Le poids du financement des allocations individuelles de solidarité et la prise en charge des mineurs non accompagnés plombent les comptes de tous les Départements et nécessitent « que les exécutifs locaux protestent réellement contre la confiscation progressive des ressources et de la liberté locale par le pouvoir central ». L’association des départements de France joue-t-elle encore son rôle ? Au regard du déroulement de son dernier congrès, Charles Beauchamp souligne son peu de combativité et d’exigences vis à vis de l’État. Au contraire, « Elle accompagne l’État dans l’asphyxie des départements  » dénonce-t-il en rappelant que l’ADF est à l’origine de la création d’un fonds de péréquation « horizontal  » de 250 millions d’euros entre départements. « La péréquation horizontale n’a de sens que si la péréquation verticale est réelle et proportionnelle aux charges » rappelle-t-il.
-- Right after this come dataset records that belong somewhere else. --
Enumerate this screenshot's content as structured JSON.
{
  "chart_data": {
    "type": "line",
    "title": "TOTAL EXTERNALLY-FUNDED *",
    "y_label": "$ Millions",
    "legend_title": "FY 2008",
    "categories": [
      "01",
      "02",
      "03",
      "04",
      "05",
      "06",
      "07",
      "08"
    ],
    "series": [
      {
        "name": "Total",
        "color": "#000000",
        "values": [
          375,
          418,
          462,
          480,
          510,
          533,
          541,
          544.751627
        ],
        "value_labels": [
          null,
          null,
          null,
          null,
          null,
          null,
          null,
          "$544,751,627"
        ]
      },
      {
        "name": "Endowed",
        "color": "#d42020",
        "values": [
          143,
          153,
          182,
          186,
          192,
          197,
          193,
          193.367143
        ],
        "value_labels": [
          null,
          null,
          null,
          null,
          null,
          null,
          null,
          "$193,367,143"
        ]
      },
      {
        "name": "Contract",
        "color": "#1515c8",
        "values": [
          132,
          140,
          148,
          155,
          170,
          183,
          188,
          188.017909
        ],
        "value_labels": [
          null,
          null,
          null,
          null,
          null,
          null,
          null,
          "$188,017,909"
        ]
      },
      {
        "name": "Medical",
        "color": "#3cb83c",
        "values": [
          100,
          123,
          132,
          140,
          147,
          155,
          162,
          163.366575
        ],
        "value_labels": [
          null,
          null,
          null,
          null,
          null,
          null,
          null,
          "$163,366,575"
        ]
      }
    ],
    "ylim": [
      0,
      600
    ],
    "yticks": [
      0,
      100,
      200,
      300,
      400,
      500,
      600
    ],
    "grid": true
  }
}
Autrement dit, c’est à l’État de veiller au rééquilibrage financier pour permettre une égalité d’actions publiques sur l’ensemble des territoires. Ce n’est pas aux Départements de s’arranger entre eux pour compenser les déficits liés aux carences de l’État, disent les élus communistes.

Vigilance du PCF dans trois secteurs
RSAPersonnes handicapéesMineurs isolés
Dans un contexte contraint, la majorité est plus sensible à une diminution accélérée du nombre d’allocataires, pour des raisons plus budgétaires que sociales. Les ayant-droits à la prestation de compensation du handicap, en augmentation, et dont l’attribution est effectuée sur évaluation « médico-sociale pluridisciplinaire ». Un état des lieux est en cours pour connaître les raisons de cette hausse. Avec le doublement du nombre de mineurs non accompagnés dans le département, là aussi, le PCF demande catégoriquement plus d’exigence vis-à-vis de l’État. « Les mineurs non accompagnés doivent être d’abord reçus comme des mineurs et non comme migrants », s’indigne et s’inquiète Charles Beauchamp au regard d’un projet de décret du ministère de l’Intérieur. Inquiétude partagée avec la CIMADE, Médecins sans frontières et l’UNICEF.